Tensor Display 3D TV From MIT Media Lab May Be 'Window Into Another World'

New 3D TV Requires No Glasses

In the trailer for Tim Burton's May remake of "The Dark Shadows," Johnny Depp's character wakes up after a centuries-long sleep and sees a television. "Reveal yourself, tiny songstress!" he shouts at the figure on the screen before destroying the set in a rage against its "sorcery." It's funny, but not necessarily believable. After all, even Rip Van Winkle would be able to tell the difference between 3D life and 2D TV, wouldn't he?

A group of students at MIT's Media Lab may soon make matters rather more confusing. They're working on a new kind of TV called a "tensor display," the first 3D TV that produces an image as clear and bright as that of a traditional TV without requiring viewers to wear glasses. What's more, viewers will be able to see different parts of the image, depending on where they are in relation to the screen -- a first in home entertainment.

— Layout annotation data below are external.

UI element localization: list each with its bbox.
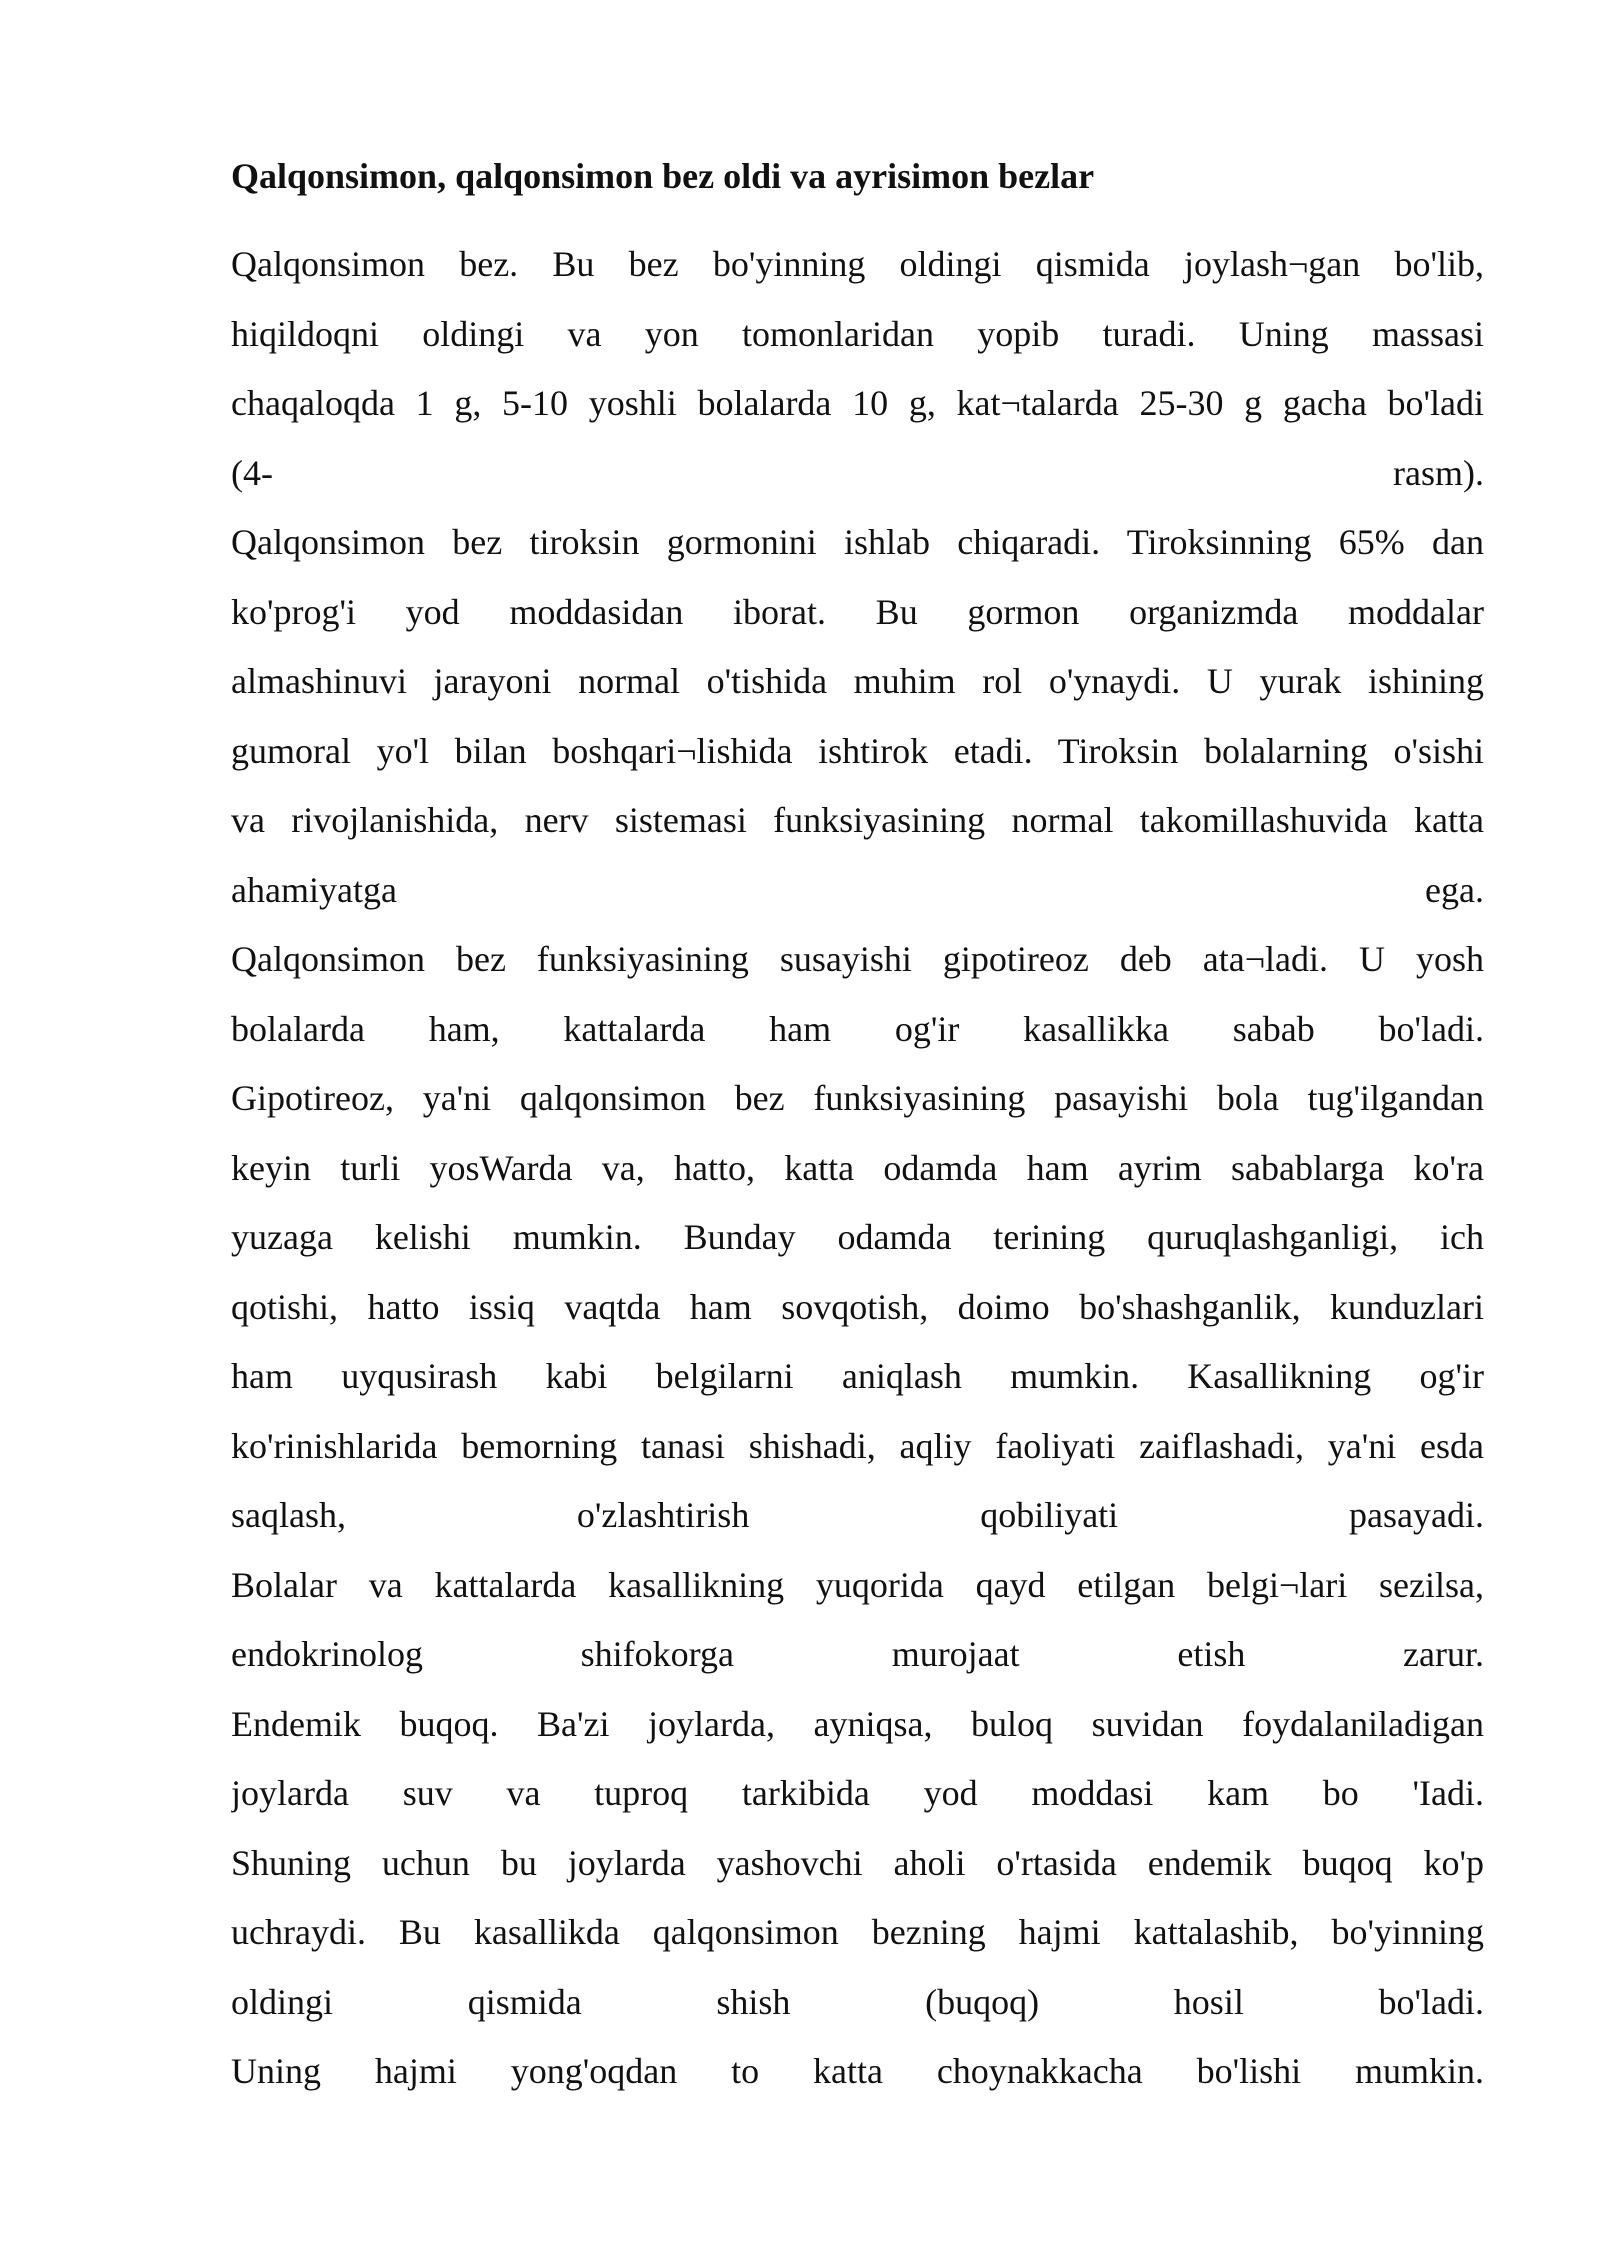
text-line: (4- rasm). [231,452,1484,493]
text-line: chaqaloqda 1 g, 5-10 yoshli bolalarda 10 g, kat¬talarda 25-30 g gacha bo'ladi [231,383,1484,423]
text-line: Endemik buqoq. Ba'zi joylarda, ayniqsa, buloq suvidan foydalaniladigan [231,1703,1484,1744]
text-line: ham uyqusirash kabi belgilarni aniqlash mumkin. Kasallikning og'ir [231,1356,1484,1396]
text-line: gumoral yo'l bilan boshqari¬lishida ishtirok etadi. Tiroksin bolalarning o'sishi [231,730,1484,771]
document-body [231,150,1484,2107]
text-line: ko'prog'i yod moddasidan iborat. Bu gormon organizmda moddalar [231,591,1484,632]
text-line: ahamiyatga ega. [231,869,1484,910]
text-line: uchraydi. Bu kasallikda qalqonsimon bezning hajmi kattalashib, bo'yinning [231,1912,1484,1952]
text-line: Qalqonsimon bez tiroksin gormonini ishlab chiqaradi. Tiroksinning 65% dan [231,522,1484,562]
text-line: oldingi qismida shish (buqoq) hosil bo'ladi. [231,1981,1484,2022]
text-line: Gipotireoz, ya'ni qalqonsimon bez funksiyasining pasayishi bola tug'ilgandan [231,1078,1484,1118]
text-line: Qalqonsimon bez. Bu bez bo'yinning oldingi qismida joylash¬gan bo'lib, [231,244,1484,284]
text-line: bolalarda ham, kattalarda ham og'ir kasallikka sabab bo'ladi. [231,1008,1484,1049]
text-line: almashinuvi jarayoni normal o'tishida muhim rol o'ynaydi. U yurak ishining [231,661,1484,701]
text-line: Uning hajmi yong'oqdan to katta choynakkacha bo'lishi mumkin. [231,2051,1484,2091]
text-line: hiqildoqni oldingi va yon tomonlaridan yopib turadi. Uning massasi [231,313,1484,354]
text-line: Shuning uchun bu joylarda yashovchi aholi o'rtasida endemik buqoq ko'p [231,1842,1484,1883]
text-line: Bolalar va kattalarda kasallikning yuqorida qayd etilgan belgi¬lari sezilsa, [231,1564,1484,1605]
text-line: keyin turli yosWarda va, hatto, katta odamda ham ayrim sabablarga ko'ra [231,1147,1484,1188]
document-title: Qalqonsimon, qalqonsimon bez oldi va ayrisimon bezlar [231,156,1095,196]
text-line: Qalqonsimon bez funksiyasining susayishi gipotireoz deb ata¬ladi. U yosh [231,939,1484,979]
text-line: joylarda suv va tuproq tarkibida yod moddasi kam bo 'Iadi. [231,1773,1484,1813]
text-line: saqlash, o'zlashtirish qobiliyati pasayadi. [231,1495,1484,1535]
text-line: ko'rinishlarida bemorning tanasi shishadi, aqliy faoliyati zaiflashadi, ya'ni esda [231,1425,1484,1466]
text-line: endokrinolog shifokorga murojaat etish zarur. [231,1634,1484,1674]
text-line: qotishi, hatto issiq vaqtda ham sovqotish, doimo bo'shashganlik, kunduzlari [231,1286,1484,1327]
text-line: yuzaga kelishi mumkin. Bunday odamda terining quruqlashganligi, ich [231,1217,1484,1257]
text-line: va rivojlanishida, nerv sistemasi funksiyasining normal takomillashuvida katta [231,800,1484,840]
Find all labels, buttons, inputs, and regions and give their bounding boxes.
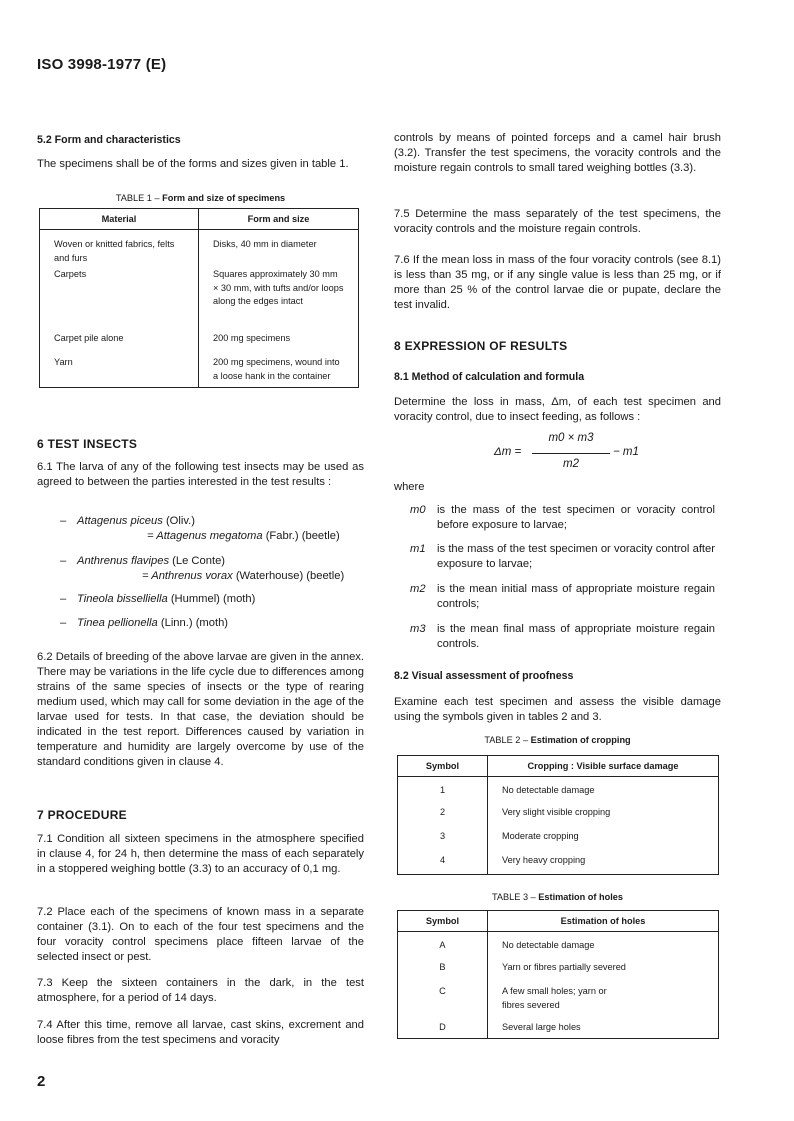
table-row [40,332,359,356]
table-1 [39,208,359,388]
section-5-2-heading: 5.2 Form and characteristics [37,134,181,146]
table-cell: D [398,1017,488,1039]
table-2-caption: TABLE 2 – Estimation of cropping [484,735,631,745]
table-cell: Very heavy cropping [488,849,719,875]
table-cell: Carpets [40,268,199,332]
definition-text: is the mass of the test specimen or voracity control after exposure to larvae; [437,543,715,570]
insect-synonym-authority: (Fabr.) (beetle) [265,530,340,542]
table-cell: Moderate cropping [488,825,719,849]
table-cell: Very slight visible cropping [488,801,719,825]
list-dash: – [60,515,67,527]
section-6-2-text: 6.2 Details of breeding of the above larvae are given in the annex. There may be variations in the life cycle due to differences among strains of the same species of insects or the type of rearing medium used, which may call for some deviation in the age of the larvae used for tests. In that case, the deviation should be indicated in the test report. Differences caused by variation in temperature and humidity are largely overcome by use of the standard conditions given in clause 4. [37,651,364,768]
table-cell: 1 [398,777,488,802]
table-1-header-form: Form and size [199,209,359,230]
insect-synonym-authority: (Waterhouse) (beetle) [235,570,345,582]
table-row [398,1017,719,1039]
list-dash: – [60,617,67,629]
table-row [40,268,359,332]
table-row [398,849,719,875]
section-7-heading: 7 PROCEDURE [37,808,127,822]
loss-formula [494,432,654,476]
table-row [398,825,719,849]
section-7-5-text: 7.5 Determine the mass separately of the test specimens, the voracity controls and the moisture regain controls. [394,208,721,235]
definition-text: is the mass of the test specimen or voracity control before exposure to larvae; [437,504,715,531]
document-header: ISO 3998-1977 (E) [37,56,167,73]
insect-authority: (Oliv.) [165,515,195,527]
table-cell: Squares approximately 30 mm × 30 mm, with tufts and/or loops along the edges intact [199,268,359,332]
section-8-2-text: Examine each test specimen and assess the visible damage using the symbols given in tables 2 and 3. [394,696,721,723]
insect-authority: (Linn.) (moth) [160,617,229,629]
section-7-4-continued: controls by means of pointed forceps and a camel hair brush (3.2). Transfer the test specimens, the voracity controls and the moisture regain controls to small tared weighing bottles (3.3). [394,132,721,174]
table-cell: C [398,980,488,1017]
list-dash: – [60,555,67,567]
section-7-4-text: 7.4 After this time, remove all larvae, cast skins, excrement and loose fibres from the test specimens and voracity [37,1019,364,1046]
table-row [40,356,359,388]
table-row [40,230,359,269]
table-row [398,777,719,802]
insect-synonym: = Anthrenus vorax [142,570,233,582]
table-cell: A few small holes; yarn or fibres severed [488,980,719,1017]
section-8-heading: 8 EXPRESSION OF RESULTS [394,339,568,353]
table-cell: A [398,932,488,957]
section-5-2-text: The specimens shall be of the forms and sizes given in table 1. [37,158,349,170]
table-2 [397,755,719,875]
formula-denominator: m2 [563,458,579,470]
table-cell: Woven or knitted fabrics, felts and furs [40,230,199,269]
table-cell: No detectable damage [488,932,719,957]
table-cell: Disks, 40 mm in diameter [199,230,359,269]
table-cell: Carpet pile alone [40,332,199,356]
table-cell: No detectable damage [488,777,719,802]
table-row [398,956,719,980]
table-1-caption: TABLE 1 – Form and size of specimens [115,193,286,203]
table-cell: 200 mg specimens, wound into a loose hank in the container [199,356,359,388]
definition-text: is the mean final mass of appropriate moisture regain controls. [437,623,715,650]
table-3 [397,910,719,1039]
section-8-1-heading: 8.1 Method of calculation and formula [394,371,585,383]
formula-numerator: m0 × m3 [548,432,594,444]
table-cell: 2 [398,801,488,825]
insect-authority: (Le Conte) [172,555,226,567]
where-label: where [394,481,425,493]
table-3-header-description: Estimation of holes [488,911,719,932]
table-cell: 4 [398,849,488,875]
insect-name: Tinea pellionella [77,617,158,629]
definition-symbol: m3 [410,623,426,635]
section-8-1-text: Determine the loss in mass, Δm, of each test specimen and voracity control, due to insect feeding, as follows : [394,396,721,423]
insect-name: Anthrenus flavipes [77,555,170,567]
section-6-heading: 6 TEST INSECTS [37,437,138,451]
table-row [398,801,719,825]
list-dash: – [60,593,67,605]
table-cell: Yarn or fibres partially severed [488,956,719,980]
insect-authority: (Hummel) (moth) [170,593,256,605]
table-cell: Yarn [40,356,199,388]
table-cell: B [398,956,488,980]
definition-symbol: m2 [410,583,426,595]
definition-symbol: m0 [410,504,426,516]
table-1-header-material: Material [40,209,199,230]
section-7-3-text: 7.3 Keep the sixteen containers in the dark, in the test atmosphere, for a period of 14 days. [37,977,364,1004]
table-3-header-symbol: Symbol [398,911,488,932]
section-8-2-heading: 8.2 Visual assessment of proofness [394,670,574,682]
fraction-bar [532,453,610,454]
table-cell: Several large holes [488,1017,719,1039]
definition-symbol: m1 [410,543,426,555]
table-cell: 3 [398,825,488,849]
table-2-header-symbol: Symbol [398,756,488,777]
insect-synonym: = Attagenus megatoma [147,530,263,542]
definition-text: is the mean initial mass of appropriate moisture regain controls; [437,583,715,610]
section-7-6-text: 7.6 If the mean loss in mass of the four voracity controls (see 8.1) is less than 35 mg, or if any single value is less than 25 mg, or if more than 25 % of the control larvae die or pupate, declare the test invalid. [394,254,721,311]
table-2-header-description: Cropping : Visible surface damage [488,756,719,777]
table-row [398,932,719,957]
insect-name: Attagenus piceus [77,515,163,527]
table-cell: 200 mg specimens [199,332,359,356]
formula-lhs: Δm = [494,446,522,458]
table-3-caption: TABLE 3 – Estimation of holes [491,892,624,902]
page-number: 2 [37,1073,46,1090]
section-7-1-text: 7.1 Condition all sixteen specimens in the atmosphere specified in clause 4, for 24 h, then determine the mass of each separately in a stoppered weighing bottle (3.3) to an accuracy of 0,1 mg. [37,833,364,875]
section-6-1-text: 6.1 The larva of any of the following test insects may be used as agreed to between the parties interested in the test results : [37,461,364,488]
section-7-2-text: 7.2 Place each of the specimens of known mass in a separate container (3.1). On to each of the four test specimens and the four voracity control specimens place fifteen larvae of the selected insect or pest. [37,906,364,963]
table-row [398,980,719,1017]
formula-rhs: − m1 [613,446,639,458]
insect-name: Tineola bisselliella [77,593,168,605]
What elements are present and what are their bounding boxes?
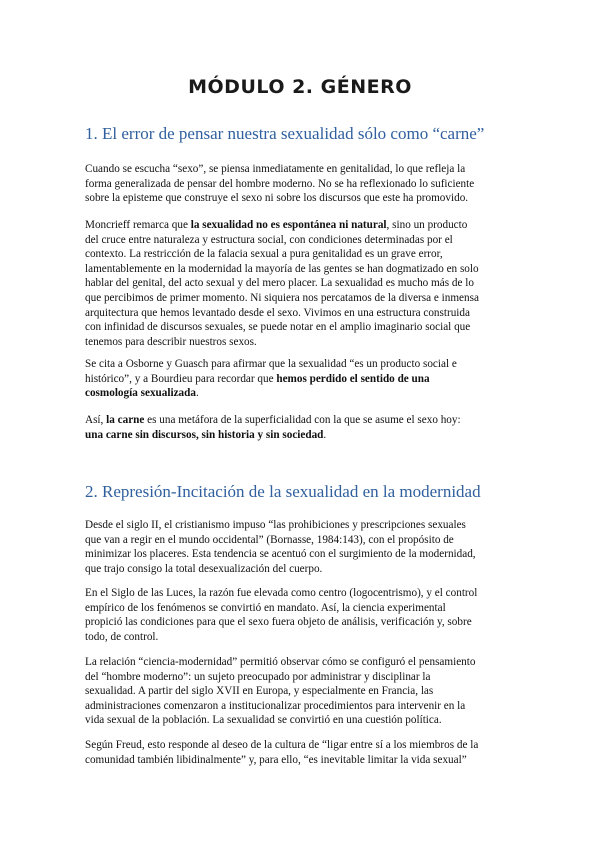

"As you move around the room, you don't just see the same perspective on the video," grad student Matt Hirsch, one of the researchers on the team, told The Huffington Post. "If there's a signpost in the video, it will block different parts of the screen, depending on whether you're looking from the left or the right side of the TV."

This quality, called "multiview 3D," simulates the act of looking at an object in a whole new way. If you were to watch an outdoors scene, for example, and looked up at the screen while lying on the floor, you might be able to see up to the sky, even if it's not visible when the screen is viewed straight-on. The fact that each of your eyes will see objects on the screen from slightly different angles will help create the illusion that you're looking at something truly three-dimensional.

Hirsch likens the experience to peering through "a window into another world."

You can learn about the technical details of the tensor display in the YouTube video embedded above, but the basic idea is that it uses four LCD screens, layered atop one another and flickering at different times, to trick the eye into thinking it's looking at a 3D image. Today's LCD screens don't refresh fast enough to make more than a rough prototype, but Hirsch estimated that a working model is just a few years away.

The bigger obstacle will be finding someone to shoot video suitable for the tensor display. Every single shot of a such movie will need to be captured from 25 to 30 angles -- quite an undertaking for directors, who have yet to fully embrace traditional 3D.

Hirsch said he thinks tensor displays can succeed anyway. "I can imagine the first place for this to take off would be video gaming, where you can just have the computer's virtual camera in the scene move around to all the positions where the player should have imagery, and it could just send that as an input to our algorithm, to run these displays," he said.

The next stop on the road to the "window into the other world" is the Siggraph Conference in Los Angeles, where Hirsch and the rest of the team will show their prototype to peers in display technology field. And the ultimate goal?

"As we get better and better at making these multiview 3D displays, we'll be able to really blur the lines between what's real and what's not real," Hirsch said. "Eventually, we hope it can become a vehicle for your wildest dreams."